Album Review

Pet Shop Boys - Super

Frequent, frantic builds and drops, whooshes and exultant crescendos abound throughout.

Pet Shop Boys - Super

Throughout their long celebrated career, the Pet Shop Boys’ album titles have uniformly been one word. That word might signal the theme of the album or the sound of the record. But what their titles always manage is to represent the gracefulness and simplicity of Neil Tennant and Chris Lowe’s work. ‘Super’, their 13th studio album, suggests the duo are perfectly at ease with their place in the world right now. It’s a record that’s frequently playful, vibrant and witty and shows off all the hallmarks of classic Pet Shop Boys.

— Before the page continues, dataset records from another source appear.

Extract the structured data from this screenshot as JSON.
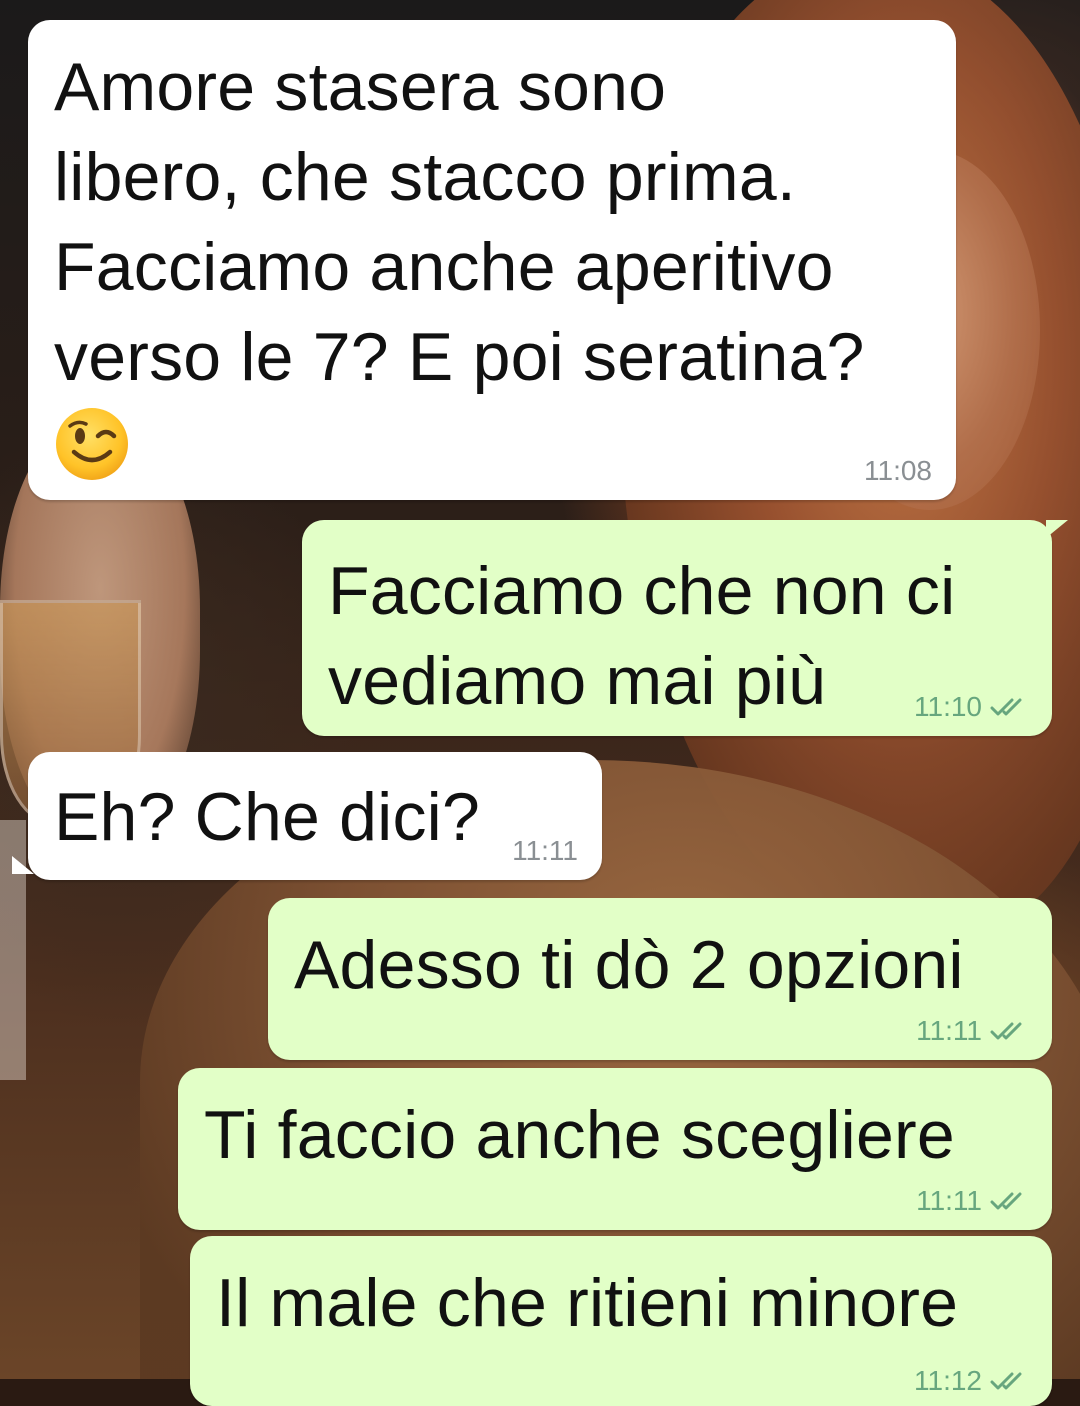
{
  "messages": [
    {
      "id": "m1",
      "direction": "incoming",
      "text": "Amore stasera sono\nlibero, che stacco prima.\nFacciamo anche aperitivo\nverso le 7? E poi seratina?",
      "emoji": "winking-face",
      "time": "11:08"
    },
    {
      "id": "m2",
      "direction": "outgoing",
      "text": "Facciamo che non ci\nvediamo mai più",
      "time": "11:10",
      "status": "read"
    },
    {
      "id": "m3",
      "direction": "incoming",
      "text": "Eh? Che dici?",
      "time": "11:11"
    },
    {
      "id": "m4",
      "direction": "outgoing",
      "text": "Adesso ti dò 2 opzioni",
      "time": "11:11",
      "status": "read"
    },
    {
      "id": "m5",
      "direction": "outgoing",
      "text": "Ti faccio anche scegliere",
      "time": "11:11",
      "status": "read"
    },
    {
      "id": "m6",
      "direction": "outgoing",
      "text": "Il male che ritieni minore",
      "time": "11:12",
      "status": "read"
    }
  ],
  "colors": {
    "incoming_bubble": "#ffffff",
    "outgoing_bubble": "#e2ffc7",
    "read_tick": "#67a67e",
    "incoming_time": "#8a8f93"
  }
}
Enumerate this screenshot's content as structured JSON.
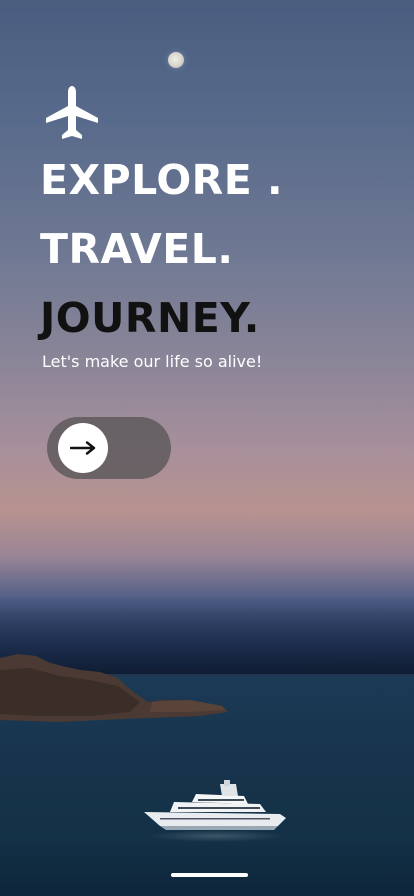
{
  "hero": {
    "line_1": "EXPLORE .",
    "line_2": "TRAVEL.",
    "line_3": "JOURNEY.",
    "tagline": "Let's make our life so alive!"
  },
  "icons": {
    "top": "airplane-icon",
    "slider": "arrow-right-icon"
  },
  "background": {
    "description_colors": {
      "sky_top": "#4a5d80",
      "sky_glow": "#b8938f",
      "sea": "#153149"
    }
  },
  "colors": {
    "text_light": "#ffffff",
    "text_dark": "#111111",
    "slider_track": "#5c585a",
    "slider_knob": "#ffffff"
  }
}
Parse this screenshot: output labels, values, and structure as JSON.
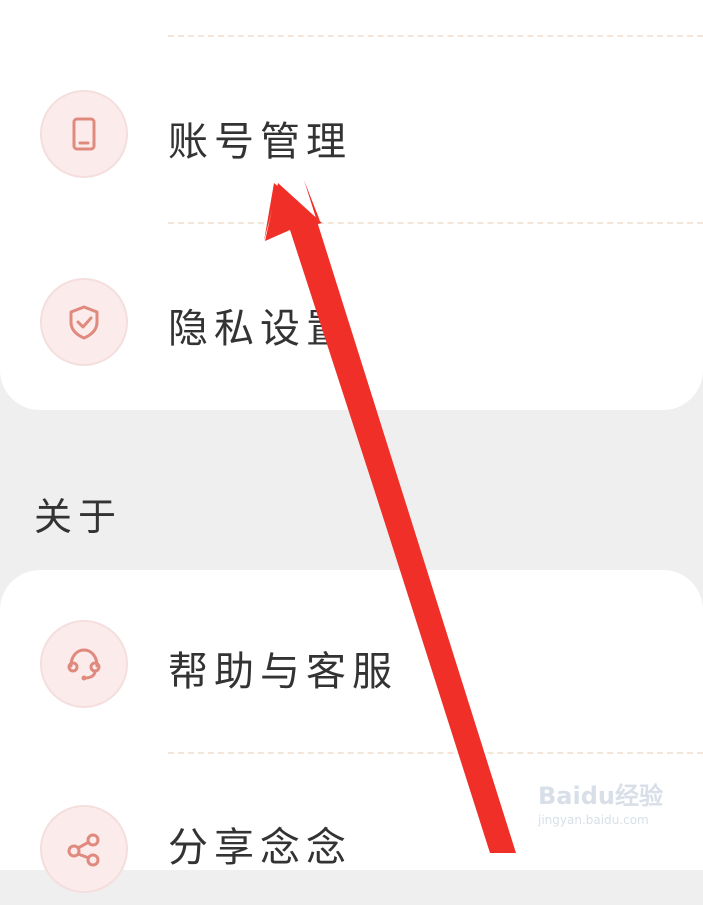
{
  "account": {
    "items": [
      {
        "label": "账号管理",
        "icon": "phone-icon"
      },
      {
        "label": "隐私设置",
        "icon": "shield-check-icon"
      }
    ]
  },
  "about": {
    "section_title": "关于",
    "items": [
      {
        "label": "帮助与客服",
        "icon": "headset-icon"
      },
      {
        "label": "分享念念",
        "icon": "share-icon"
      }
    ]
  },
  "watermark": {
    "brand": "Baidu经验",
    "url": "jingyan.baidu.com"
  },
  "colors": {
    "icon_stroke": "#e08a7f",
    "icon_bg": "#fbeceb",
    "arrow": "#f02f28",
    "page_bg": "#efefef"
  }
}
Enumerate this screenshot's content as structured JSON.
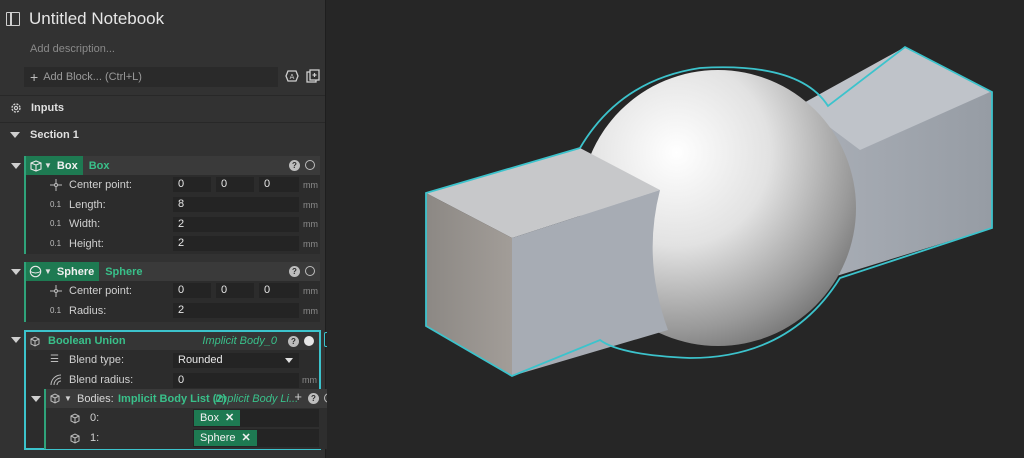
{
  "notebook": {
    "title": "Untitled Notebook",
    "description_placeholder": "Add description...",
    "add_block_placeholder": "Add Block... (Ctrl+L)"
  },
  "inputs_label": "Inputs",
  "section": {
    "label": "Section 1"
  },
  "box_block": {
    "chip_label": "Box",
    "name": "Box",
    "rows": [
      {
        "label": "Center point:",
        "values": [
          "0",
          "0",
          "0"
        ],
        "unit": "mm"
      },
      {
        "label": "Length:",
        "value": "8",
        "unit": "mm"
      },
      {
        "label": "Width:",
        "value": "2",
        "unit": "mm"
      },
      {
        "label": "Height:",
        "value": "2",
        "unit": "mm"
      }
    ]
  },
  "sphere_block": {
    "chip_label": "Sphere",
    "name": "Sphere",
    "rows": [
      {
        "label": "Center point:",
        "values": [
          "0",
          "0",
          "0"
        ],
        "unit": "mm"
      },
      {
        "label": "Radius:",
        "value": "2",
        "unit": "mm"
      }
    ]
  },
  "union_block": {
    "name": "Boolean Union",
    "output": "Implicit Body_0",
    "blend_type_label": "Blend type:",
    "blend_type_value": "Rounded",
    "blend_radius_label": "Blend radius:",
    "blend_radius_value": "0",
    "blend_radius_unit": "mm",
    "bodies": {
      "label": "Bodies:",
      "type": "Implicit Body List (2)",
      "output": "Implicit Body Li...",
      "items": [
        {
          "index": "0:",
          "tag": "Box"
        },
        {
          "index": "1:",
          "tag": "Sphere"
        }
      ]
    }
  },
  "icon_names": [
    "notebook-icon",
    "plus-icon",
    "ai-assist-icon",
    "paste-block-icon",
    "inputs-gear-icon",
    "box-cube-icon",
    "sphere-icon",
    "point-icon",
    "dimension-icon",
    "union-icon",
    "list-icon",
    "radius-icon",
    "help-icon"
  ],
  "colors": {
    "accent_green": "#1e7a52",
    "name_green": "#39c08a",
    "selection_cyan": "#3cc3cc"
  }
}
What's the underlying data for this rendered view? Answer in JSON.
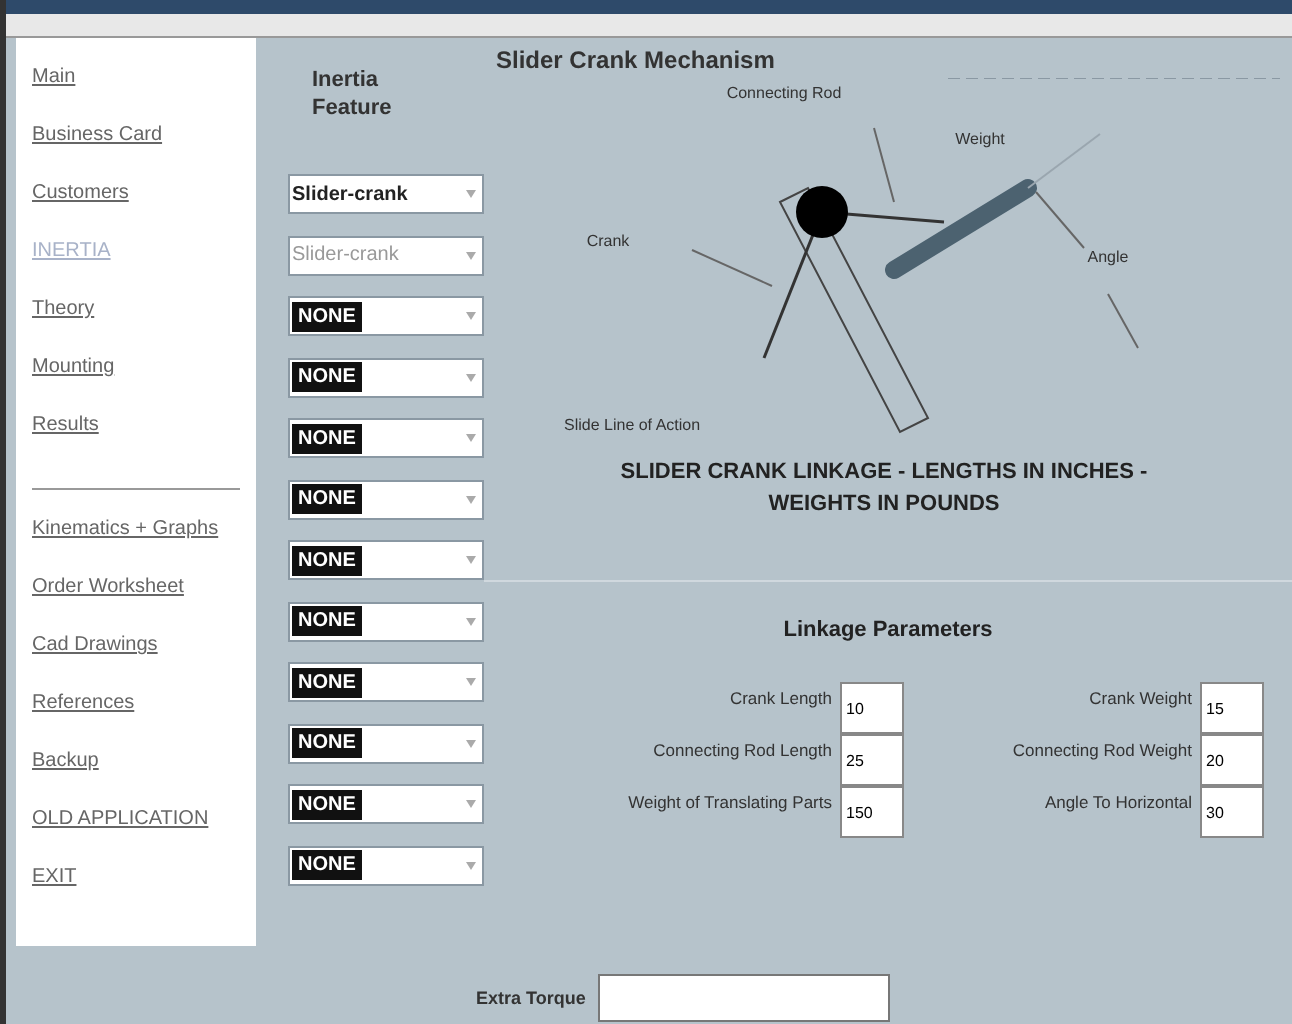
{
  "sidebar": {
    "groups": [
      [
        {
          "label": "Main",
          "selected": false
        },
        {
          "label": "Business Card",
          "selected": false
        },
        {
          "label": "Customers",
          "selected": false
        },
        {
          "label": "INERTIA",
          "selected": true
        },
        {
          "label": "Theory",
          "selected": false
        },
        {
          "label": "Mounting",
          "selected": false
        },
        {
          "label": "Results",
          "selected": false
        }
      ],
      [
        {
          "label": "Kinematics + Graphs",
          "selected": false
        },
        {
          "label": "Order Worksheet",
          "selected": false
        },
        {
          "label": "Cad Drawings",
          "selected": false
        },
        {
          "label": "References",
          "selected": false
        },
        {
          "label": "Backup",
          "selected": false
        },
        {
          "label": "OLD APPLICATION",
          "selected": false
        },
        {
          "label": "EXIT",
          "selected": false
        }
      ]
    ]
  },
  "inertia": {
    "heading": "Inertia Feature",
    "dropdowns": [
      {
        "value": "Slider-crank",
        "highlighted": false,
        "disabled": false
      },
      {
        "value": "Slider-crank",
        "highlighted": false,
        "disabled": true
      },
      {
        "value": "NONE",
        "highlighted": true,
        "disabled": false
      },
      {
        "value": "NONE",
        "highlighted": true,
        "disabled": false
      },
      {
        "value": "NONE",
        "highlighted": true,
        "disabled": false
      },
      {
        "value": "NONE",
        "highlighted": true,
        "disabled": false
      },
      {
        "value": "NONE",
        "highlighted": true,
        "disabled": false
      },
      {
        "value": "NONE",
        "highlighted": true,
        "disabled": false
      },
      {
        "value": "NONE",
        "highlighted": true,
        "disabled": false
      },
      {
        "value": "NONE",
        "highlighted": true,
        "disabled": false
      },
      {
        "value": "NONE",
        "highlighted": true,
        "disabled": false
      },
      {
        "value": "NONE",
        "highlighted": true,
        "disabled": false
      }
    ]
  },
  "mechanism": {
    "title": "Slider Crank Mechanism",
    "labels": [
      "Connecting Rod",
      "Weight",
      "Crank",
      "Angle",
      "Slide Line of Action"
    ],
    "caption": "SLIDER CRANK LINKAGE - LENGTHS IN INCHES - WEIGHTS IN POUNDS"
  },
  "parameters": {
    "title": "Linkage Parameters",
    "fields": [
      {
        "label": "Crank Length",
        "value": "10"
      },
      {
        "label": "Crank Weight",
        "value": "15"
      },
      {
        "label": "Connecting Rod Length",
        "value": "25"
      },
      {
        "label": "Connecting Rod Weight",
        "value": "20"
      },
      {
        "label": "Weight of Translating Parts",
        "value": "150"
      },
      {
        "label": "Angle To Horizontal",
        "value": "30"
      }
    ]
  },
  "extra_torque": {
    "label": "Extra Torque"
  }
}
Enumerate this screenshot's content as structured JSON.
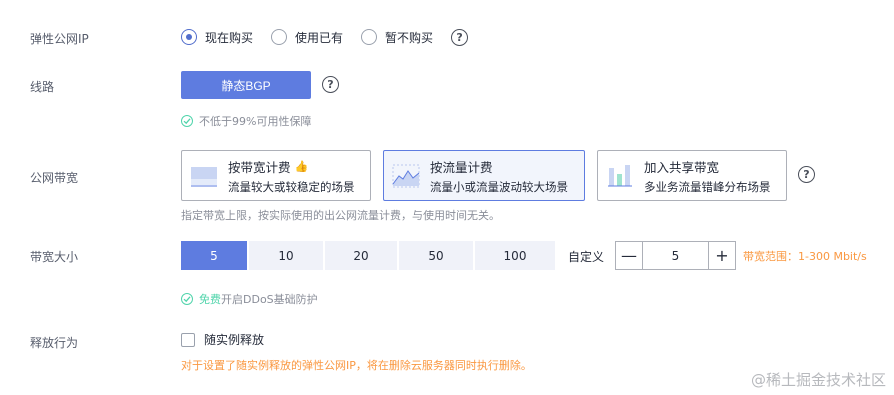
{
  "eip": {
    "label": "弹性公网IP",
    "options": [
      {
        "label": "现在购买",
        "selected": true
      },
      {
        "label": "使用已有",
        "selected": false
      },
      {
        "label": "暂不购买",
        "selected": false
      }
    ]
  },
  "line": {
    "label": "线路",
    "button": "静态BGP",
    "note": "不低于99%可用性保障"
  },
  "bandwidth": {
    "label": "公网带宽",
    "cards": [
      {
        "title": "按带宽计费",
        "subtitle": "流量较大或较稳定的场景",
        "selected": false,
        "icon": "bandwidth-billing-icon"
      },
      {
        "title": "按流量计费",
        "subtitle": "流量小或流量波动较大场景",
        "selected": true,
        "icon": "traffic-billing-icon"
      },
      {
        "title": "加入共享带宽",
        "subtitle": "多业务流量错峰分布场景",
        "selected": false,
        "icon": "shared-bandwidth-icon"
      }
    ],
    "hint": "指定带宽上限，按实际使用的出公网流量计费，与使用时间无关。"
  },
  "size": {
    "label": "带宽大小",
    "options": [
      "5",
      "10",
      "20",
      "50",
      "100"
    ],
    "selected_index": 0,
    "custom_label": "自定义",
    "custom_value": "5",
    "range_hint": "带宽范围：1-300 Mbit/s",
    "ddos_free": "免费",
    "ddos_rest": "开启DDoS基础防护"
  },
  "release": {
    "label": "释放行为",
    "checkbox_label": "随实例释放",
    "checked": false,
    "warning": "对于设置了随实例释放的弹性公网IP，将在删除云服务器同时执行删除。"
  },
  "watermark": "@稀土掘金技术社区",
  "colors": {
    "primary": "#5e7ce0",
    "warning": "#fa9841",
    "success": "#50d4ab"
  }
}
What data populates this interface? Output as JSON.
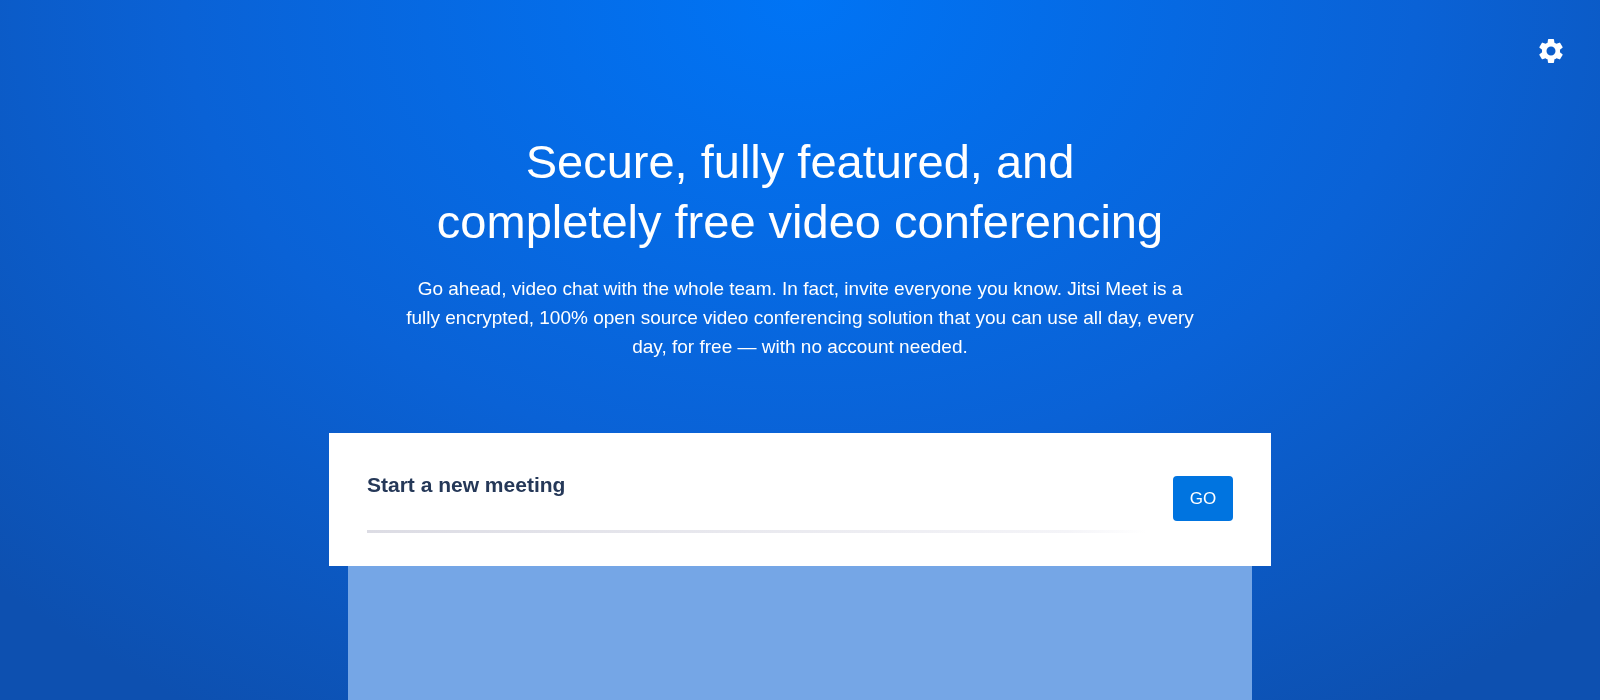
{
  "header": {
    "title_lines": [
      "Secure, fully featured, and",
      "completely free video conferencing"
    ],
    "description": "Go ahead, video chat with the whole team. In fact, invite everyone you know. Jitsi Meet is a fully encrypted, 100% open source video conferencing solution that you can use all day, every day, for free — with no account needed."
  },
  "meeting_form": {
    "placeholder": "Start a new meeting",
    "button": "GO"
  }
}
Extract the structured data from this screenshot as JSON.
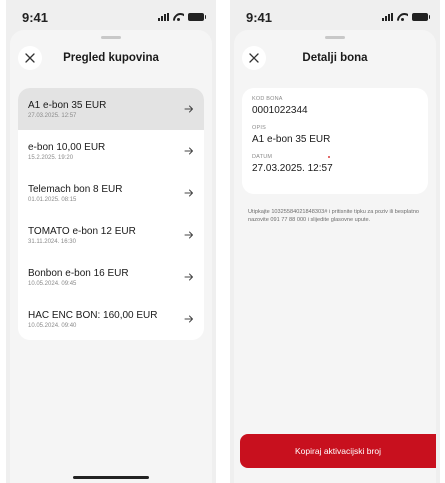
{
  "status_bar": {
    "time": "9:41"
  },
  "purchases_screen": {
    "title": "Pregled kupovina",
    "items": [
      {
        "title": "A1 e-bon 35 EUR",
        "date": "27.03.2025. 12:57",
        "selected": true
      },
      {
        "title": "e-bon 10,00 EUR",
        "date": "15.2.2025. 19:20",
        "selected": false
      },
      {
        "title": "Telemach bon 8 EUR",
        "date": "01.01.2025. 08:15",
        "selected": false
      },
      {
        "title": "TOMATO e-bon 12 EUR",
        "date": "31.11.2024. 16:30",
        "selected": false
      },
      {
        "title": "Bonbon e-bon 16 EUR",
        "date": "10.05.2024. 09:45",
        "selected": false
      },
      {
        "title": "HAC ENC BON: 160,00 EUR",
        "date": "10.05.2024. 09:40",
        "selected": false
      }
    ]
  },
  "detail_screen": {
    "title": "Detalji bona",
    "code_label": "KOD BONA",
    "code_value": "0001022344",
    "desc_label": "OPIS",
    "desc_value": "A1 e-bon 35 EUR",
    "date_label": "DATUM",
    "date_value": "27.03.2025. 12:57",
    "info_text": "Utipkajte 1032558402184830​3# i pritisnite tipku za poziv ili besplatno nazovite 091 77 88 000 i slijedite glasovne upute.",
    "cta_label": "Kopiraj aktivacijski broj"
  },
  "colors": {
    "accent": "#c8101e",
    "background": "#efefef",
    "card": "#ffffff",
    "selected_row": "#e3e3e3"
  },
  "icons": {
    "close": "close-icon",
    "row_arrow": "arrow-right-icon"
  }
}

Following on from 2013’s ‘Electric’, their new effort again sees the duo teaming up with producer Stuart Price. As with their previous album, their sound - while completely electronic - comes ramped up to another level. Frequent, frantic builds and drops, whooshes and exultant crescendos abound throughout, while opener ‘Happiness’ sets the high-energy tone.

Electronics from various eras also dominate across the full-length: the booming ‘Inner Sanctum’ recalls EDM’s monstrous power while the luxurious house pop of ‘Groovy’, with its insistent piano and twinkling synths, is pure PSB pop. Elsewhere, ‘Undertow’ is the kind of uproarious pop rush that could scale the charts in any era.

Part of what makes the Pet Shop Boys special has always been the relationship between the music and Neil Tennant’s lyrics. Here, his deft lyrical touch offers evocative and moving imagery that counteracts the vim and vigor of the music. Lead single ‘The Pop Kids’ is a fine example, with lines like ‘They called us the pop kids, cause we loved the pop hits and quoted the best bits,” opitimising exactly how a true music fan feels every day. It’s a nostalgic retro house anthem that manages to capture the essence of pop music as escapism for all the pop kids out there; no one knows more about its importance than Tennant, after all.

It’d be easy to label each new album by a classic act as a return to form but that’s not a phrase that applies to here. Instead, ‘Super’ is confirmation of their position at the head of the pop pantheon with an album brimming with excitement and fizzing with energy.